Public Works - Environmental Waste

Residential Diversion

Did You Know?

Increased diversion from the landfill is a shared responsibility between EWS and Plano residents. Available waste reduction collection services such as bi-weekly recycling and weekly yard trimming collections, as well as scheduled Household Hazardous Waste collections and monthly bulky waste collections are part of the combined effort to reduce waste in Plano. Yard trimming material is processed into Texas Pure Compost and mulch products available for purchase. Collected Household Hazardous Waste is processed and made available to Plano residents free of charge at the City’s reuse center located at 4110 W. Plano Parkway. Electronics recycling is also available at designated drop off sights in the city. Combined, each of these programs helps to divert waste from landfill, improving Plano’s overall diversion rate while helping to preserve natural resources and protect the environment.
Residential Diversion Rate

Sanitary Sewer Overflows

What are Sanitary Sewer Overflows?

A Sanitary Sewer Overflow (SSO) is a discharge of water from a sanitary sewer system (SSS) from an unauthorized point. An SSO is the result of excessive I&I – inflow and infiltration. Exacerbating I&I and leading to SSOs are a number of factors including: improper operation and maintenance of the sewer system; blockages; structural, mechanical, or electrical failures; collapsed or broken sewer pipes; insufficient conveyance capacity; and vandalism. Any sanitary sewer discharge can contain a number of hazardous pollutants ranging from oxygen-demanding substances, sediment, pathogens, toxics, nutrients, and floatables. In turn, SSOs are potentially hazardous to the public’s health and the environment.

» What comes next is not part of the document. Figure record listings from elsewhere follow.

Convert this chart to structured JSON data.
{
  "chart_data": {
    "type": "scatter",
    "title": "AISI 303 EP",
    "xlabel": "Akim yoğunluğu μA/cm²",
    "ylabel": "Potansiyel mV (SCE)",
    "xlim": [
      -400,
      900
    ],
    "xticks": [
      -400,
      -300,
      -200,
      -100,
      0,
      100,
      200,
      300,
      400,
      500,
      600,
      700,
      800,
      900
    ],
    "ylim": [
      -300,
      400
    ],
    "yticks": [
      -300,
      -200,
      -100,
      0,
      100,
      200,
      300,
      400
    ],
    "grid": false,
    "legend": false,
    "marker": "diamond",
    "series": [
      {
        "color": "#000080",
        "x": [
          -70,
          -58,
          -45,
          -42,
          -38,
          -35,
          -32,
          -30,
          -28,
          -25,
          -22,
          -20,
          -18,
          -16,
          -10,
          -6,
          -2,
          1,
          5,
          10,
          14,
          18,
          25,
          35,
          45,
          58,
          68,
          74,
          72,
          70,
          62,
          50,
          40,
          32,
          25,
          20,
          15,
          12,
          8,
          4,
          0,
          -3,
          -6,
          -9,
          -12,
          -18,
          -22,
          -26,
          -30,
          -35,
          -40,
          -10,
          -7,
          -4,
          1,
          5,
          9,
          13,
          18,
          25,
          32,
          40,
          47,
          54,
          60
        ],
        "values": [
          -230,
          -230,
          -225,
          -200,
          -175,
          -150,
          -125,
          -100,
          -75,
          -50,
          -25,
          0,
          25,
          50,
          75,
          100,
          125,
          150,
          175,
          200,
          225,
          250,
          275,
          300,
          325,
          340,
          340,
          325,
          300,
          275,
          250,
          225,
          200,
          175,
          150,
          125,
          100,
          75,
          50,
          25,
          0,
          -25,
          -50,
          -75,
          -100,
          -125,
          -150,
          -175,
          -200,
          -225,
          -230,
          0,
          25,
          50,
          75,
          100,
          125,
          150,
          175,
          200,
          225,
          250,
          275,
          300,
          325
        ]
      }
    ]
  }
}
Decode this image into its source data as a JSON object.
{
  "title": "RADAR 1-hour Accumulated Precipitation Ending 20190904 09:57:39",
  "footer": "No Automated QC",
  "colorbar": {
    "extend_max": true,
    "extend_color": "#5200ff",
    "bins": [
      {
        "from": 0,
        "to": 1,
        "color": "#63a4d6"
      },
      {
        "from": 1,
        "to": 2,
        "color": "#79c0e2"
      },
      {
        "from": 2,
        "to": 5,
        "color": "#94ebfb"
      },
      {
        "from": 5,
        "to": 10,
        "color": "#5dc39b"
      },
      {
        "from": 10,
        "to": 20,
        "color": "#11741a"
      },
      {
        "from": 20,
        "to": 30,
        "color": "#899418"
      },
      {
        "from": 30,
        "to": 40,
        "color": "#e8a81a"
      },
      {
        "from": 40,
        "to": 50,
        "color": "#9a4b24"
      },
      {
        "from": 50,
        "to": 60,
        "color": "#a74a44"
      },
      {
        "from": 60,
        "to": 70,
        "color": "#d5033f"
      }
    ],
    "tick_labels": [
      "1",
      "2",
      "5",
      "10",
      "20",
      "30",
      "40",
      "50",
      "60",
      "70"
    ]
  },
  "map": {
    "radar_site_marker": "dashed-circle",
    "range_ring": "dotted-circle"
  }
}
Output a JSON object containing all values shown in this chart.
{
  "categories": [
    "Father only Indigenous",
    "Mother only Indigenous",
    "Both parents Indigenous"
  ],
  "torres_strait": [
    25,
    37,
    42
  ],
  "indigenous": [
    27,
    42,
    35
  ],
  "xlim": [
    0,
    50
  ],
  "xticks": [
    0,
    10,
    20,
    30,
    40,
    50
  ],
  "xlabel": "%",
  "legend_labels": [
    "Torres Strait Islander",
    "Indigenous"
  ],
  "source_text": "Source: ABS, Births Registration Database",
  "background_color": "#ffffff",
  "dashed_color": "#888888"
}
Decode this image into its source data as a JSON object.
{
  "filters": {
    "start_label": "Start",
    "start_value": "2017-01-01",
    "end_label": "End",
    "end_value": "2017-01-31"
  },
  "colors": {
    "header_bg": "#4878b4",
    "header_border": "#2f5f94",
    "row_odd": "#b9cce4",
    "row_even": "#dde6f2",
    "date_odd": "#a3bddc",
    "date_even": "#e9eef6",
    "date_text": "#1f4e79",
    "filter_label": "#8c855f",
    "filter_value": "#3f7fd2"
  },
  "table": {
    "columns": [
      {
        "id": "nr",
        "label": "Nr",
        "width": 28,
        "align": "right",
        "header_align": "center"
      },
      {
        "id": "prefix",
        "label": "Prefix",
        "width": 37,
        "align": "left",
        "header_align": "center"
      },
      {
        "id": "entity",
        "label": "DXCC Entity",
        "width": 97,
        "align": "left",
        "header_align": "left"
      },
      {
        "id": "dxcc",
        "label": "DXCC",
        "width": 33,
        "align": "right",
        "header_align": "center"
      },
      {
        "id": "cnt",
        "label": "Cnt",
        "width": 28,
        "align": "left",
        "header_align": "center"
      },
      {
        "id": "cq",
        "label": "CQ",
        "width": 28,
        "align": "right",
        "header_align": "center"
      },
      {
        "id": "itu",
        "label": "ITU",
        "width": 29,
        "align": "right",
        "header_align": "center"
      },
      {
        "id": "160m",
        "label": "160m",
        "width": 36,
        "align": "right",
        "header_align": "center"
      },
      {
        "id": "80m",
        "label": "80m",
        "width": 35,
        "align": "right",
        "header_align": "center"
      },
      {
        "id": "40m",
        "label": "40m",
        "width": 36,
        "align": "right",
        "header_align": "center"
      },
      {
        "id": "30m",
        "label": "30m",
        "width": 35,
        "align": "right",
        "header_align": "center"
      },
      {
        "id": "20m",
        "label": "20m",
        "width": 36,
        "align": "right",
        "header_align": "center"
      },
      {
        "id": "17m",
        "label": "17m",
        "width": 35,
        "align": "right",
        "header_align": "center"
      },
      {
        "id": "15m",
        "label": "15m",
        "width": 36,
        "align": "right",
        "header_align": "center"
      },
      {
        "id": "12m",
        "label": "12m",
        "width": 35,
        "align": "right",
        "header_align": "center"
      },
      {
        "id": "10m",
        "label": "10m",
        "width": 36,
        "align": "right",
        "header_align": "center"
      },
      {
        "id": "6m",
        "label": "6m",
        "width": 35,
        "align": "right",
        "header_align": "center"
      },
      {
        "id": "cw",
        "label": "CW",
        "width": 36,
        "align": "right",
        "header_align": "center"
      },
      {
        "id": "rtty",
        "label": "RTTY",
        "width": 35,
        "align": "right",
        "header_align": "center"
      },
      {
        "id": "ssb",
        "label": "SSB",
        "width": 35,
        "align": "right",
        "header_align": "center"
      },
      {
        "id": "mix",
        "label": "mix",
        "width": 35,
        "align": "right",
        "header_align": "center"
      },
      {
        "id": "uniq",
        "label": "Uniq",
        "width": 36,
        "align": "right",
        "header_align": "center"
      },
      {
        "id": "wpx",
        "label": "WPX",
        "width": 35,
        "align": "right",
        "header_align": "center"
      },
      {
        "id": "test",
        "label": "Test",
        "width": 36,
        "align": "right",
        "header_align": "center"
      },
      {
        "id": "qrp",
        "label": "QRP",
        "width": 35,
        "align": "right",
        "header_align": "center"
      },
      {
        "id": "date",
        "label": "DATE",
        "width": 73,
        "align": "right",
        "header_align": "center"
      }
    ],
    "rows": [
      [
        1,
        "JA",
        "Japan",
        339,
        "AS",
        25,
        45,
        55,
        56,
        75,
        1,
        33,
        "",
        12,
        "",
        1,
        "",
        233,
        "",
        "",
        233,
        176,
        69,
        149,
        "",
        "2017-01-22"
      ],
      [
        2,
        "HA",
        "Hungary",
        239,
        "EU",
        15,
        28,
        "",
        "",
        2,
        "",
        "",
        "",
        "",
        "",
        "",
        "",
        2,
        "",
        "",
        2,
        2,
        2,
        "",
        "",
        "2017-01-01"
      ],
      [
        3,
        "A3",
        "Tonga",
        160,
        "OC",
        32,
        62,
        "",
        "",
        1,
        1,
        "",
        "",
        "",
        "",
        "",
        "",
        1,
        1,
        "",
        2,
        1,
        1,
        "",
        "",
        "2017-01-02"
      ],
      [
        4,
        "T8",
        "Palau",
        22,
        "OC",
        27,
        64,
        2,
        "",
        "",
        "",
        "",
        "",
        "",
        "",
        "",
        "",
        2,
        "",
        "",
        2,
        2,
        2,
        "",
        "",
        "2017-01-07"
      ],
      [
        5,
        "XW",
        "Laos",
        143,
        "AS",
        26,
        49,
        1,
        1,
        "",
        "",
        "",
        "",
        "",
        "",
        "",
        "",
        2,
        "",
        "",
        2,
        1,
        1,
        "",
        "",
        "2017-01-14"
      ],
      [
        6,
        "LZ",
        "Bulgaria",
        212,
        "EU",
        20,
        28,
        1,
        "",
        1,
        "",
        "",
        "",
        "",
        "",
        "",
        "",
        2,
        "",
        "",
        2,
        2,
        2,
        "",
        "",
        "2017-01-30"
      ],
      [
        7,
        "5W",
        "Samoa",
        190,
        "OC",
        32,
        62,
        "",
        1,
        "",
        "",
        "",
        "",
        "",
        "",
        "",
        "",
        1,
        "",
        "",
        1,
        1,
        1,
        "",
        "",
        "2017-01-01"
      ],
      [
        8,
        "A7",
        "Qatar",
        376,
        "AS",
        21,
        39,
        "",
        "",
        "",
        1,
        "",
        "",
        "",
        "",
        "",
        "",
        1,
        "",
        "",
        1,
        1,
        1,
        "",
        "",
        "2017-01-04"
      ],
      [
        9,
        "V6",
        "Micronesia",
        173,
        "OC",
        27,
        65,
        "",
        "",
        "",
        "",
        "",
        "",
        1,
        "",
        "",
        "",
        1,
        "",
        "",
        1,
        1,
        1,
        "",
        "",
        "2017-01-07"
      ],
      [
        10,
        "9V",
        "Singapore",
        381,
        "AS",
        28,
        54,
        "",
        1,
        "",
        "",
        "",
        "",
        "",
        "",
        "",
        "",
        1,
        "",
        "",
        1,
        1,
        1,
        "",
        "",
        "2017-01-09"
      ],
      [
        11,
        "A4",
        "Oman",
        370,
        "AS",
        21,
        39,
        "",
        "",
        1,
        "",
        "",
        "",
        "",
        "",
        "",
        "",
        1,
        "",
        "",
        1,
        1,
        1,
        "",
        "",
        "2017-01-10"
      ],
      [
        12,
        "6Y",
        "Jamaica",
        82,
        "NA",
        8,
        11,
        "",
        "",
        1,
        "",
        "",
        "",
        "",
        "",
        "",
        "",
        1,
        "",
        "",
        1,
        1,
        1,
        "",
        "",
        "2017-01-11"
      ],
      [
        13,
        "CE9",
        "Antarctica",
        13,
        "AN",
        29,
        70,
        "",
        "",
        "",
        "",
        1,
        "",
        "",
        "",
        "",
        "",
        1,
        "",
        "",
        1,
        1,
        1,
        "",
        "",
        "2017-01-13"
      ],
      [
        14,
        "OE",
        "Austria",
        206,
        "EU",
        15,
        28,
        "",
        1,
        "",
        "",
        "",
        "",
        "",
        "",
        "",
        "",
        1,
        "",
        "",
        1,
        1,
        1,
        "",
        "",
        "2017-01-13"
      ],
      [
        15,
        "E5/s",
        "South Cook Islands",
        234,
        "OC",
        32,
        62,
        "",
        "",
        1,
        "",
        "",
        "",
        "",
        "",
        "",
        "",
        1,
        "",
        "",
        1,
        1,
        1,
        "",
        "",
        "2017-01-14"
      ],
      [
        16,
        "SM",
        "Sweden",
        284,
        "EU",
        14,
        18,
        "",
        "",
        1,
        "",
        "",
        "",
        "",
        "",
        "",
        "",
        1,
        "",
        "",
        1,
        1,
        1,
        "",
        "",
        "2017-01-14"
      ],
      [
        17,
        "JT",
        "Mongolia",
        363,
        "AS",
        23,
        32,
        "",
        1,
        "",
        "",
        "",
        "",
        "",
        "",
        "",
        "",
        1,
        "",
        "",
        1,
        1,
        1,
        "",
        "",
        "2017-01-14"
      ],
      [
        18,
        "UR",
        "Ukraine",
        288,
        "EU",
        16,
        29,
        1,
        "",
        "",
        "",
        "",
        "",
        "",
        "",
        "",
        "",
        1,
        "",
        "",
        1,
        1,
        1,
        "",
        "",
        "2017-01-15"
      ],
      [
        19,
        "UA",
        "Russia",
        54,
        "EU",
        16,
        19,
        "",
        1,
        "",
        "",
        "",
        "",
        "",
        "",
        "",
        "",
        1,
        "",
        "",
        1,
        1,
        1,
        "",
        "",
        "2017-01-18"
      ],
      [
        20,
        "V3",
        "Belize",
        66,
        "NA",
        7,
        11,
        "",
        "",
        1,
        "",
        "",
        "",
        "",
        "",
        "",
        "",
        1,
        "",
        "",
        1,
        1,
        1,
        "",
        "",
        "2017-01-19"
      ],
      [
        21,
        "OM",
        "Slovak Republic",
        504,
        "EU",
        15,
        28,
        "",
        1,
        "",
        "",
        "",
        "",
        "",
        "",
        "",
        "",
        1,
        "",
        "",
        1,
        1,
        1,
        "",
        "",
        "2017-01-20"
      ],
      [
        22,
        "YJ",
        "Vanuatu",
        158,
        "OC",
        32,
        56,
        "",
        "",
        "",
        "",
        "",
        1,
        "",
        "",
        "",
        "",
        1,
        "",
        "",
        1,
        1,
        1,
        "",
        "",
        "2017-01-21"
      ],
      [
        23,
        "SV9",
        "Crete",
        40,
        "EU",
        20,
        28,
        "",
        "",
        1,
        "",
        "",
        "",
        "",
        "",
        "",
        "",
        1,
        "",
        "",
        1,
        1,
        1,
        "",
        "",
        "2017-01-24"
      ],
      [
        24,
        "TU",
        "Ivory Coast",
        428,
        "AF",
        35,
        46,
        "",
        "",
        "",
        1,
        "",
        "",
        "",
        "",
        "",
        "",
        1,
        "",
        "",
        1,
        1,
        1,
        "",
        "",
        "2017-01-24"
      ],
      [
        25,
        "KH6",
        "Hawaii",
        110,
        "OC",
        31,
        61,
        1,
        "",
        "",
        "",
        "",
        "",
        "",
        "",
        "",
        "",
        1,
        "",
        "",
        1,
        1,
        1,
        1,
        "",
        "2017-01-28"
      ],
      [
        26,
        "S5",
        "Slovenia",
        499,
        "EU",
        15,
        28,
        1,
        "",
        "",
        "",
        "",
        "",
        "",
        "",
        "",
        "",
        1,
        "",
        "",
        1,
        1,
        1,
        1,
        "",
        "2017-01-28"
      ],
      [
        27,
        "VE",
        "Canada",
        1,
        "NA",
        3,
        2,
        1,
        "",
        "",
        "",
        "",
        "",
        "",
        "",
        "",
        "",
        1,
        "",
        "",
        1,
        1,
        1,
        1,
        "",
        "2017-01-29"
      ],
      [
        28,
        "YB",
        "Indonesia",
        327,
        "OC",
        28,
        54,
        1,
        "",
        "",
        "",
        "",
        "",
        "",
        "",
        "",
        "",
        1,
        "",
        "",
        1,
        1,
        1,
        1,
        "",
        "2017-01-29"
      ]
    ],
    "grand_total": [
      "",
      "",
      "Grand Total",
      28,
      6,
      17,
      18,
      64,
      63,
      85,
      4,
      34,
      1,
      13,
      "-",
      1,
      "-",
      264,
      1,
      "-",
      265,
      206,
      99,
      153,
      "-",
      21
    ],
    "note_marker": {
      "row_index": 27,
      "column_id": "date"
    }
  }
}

Why do we Measure Sanitary Sewer Overflows?

Plano's Public Works Department is "committed to providing excellent service to our citizens through trash and recycling services, water, sewer and drainage systems, and streets and alleyways for a safe and clean overall quality of life in Plano." In judging the success of this mission, measuring SSOs is very important. A low frequency of SSOs shows strong operation and maintenance of Plano's SSS. Overall, a low number of SSOs ensures a high standard of living in Plano, allows the Public Work's department to meet American Public Works Association accreditation standards, and the City to stay in accordance with the Texas Pollutant Discharge Elimination System (TPDES) permit program run by the Texas Commission on Environmental Quality.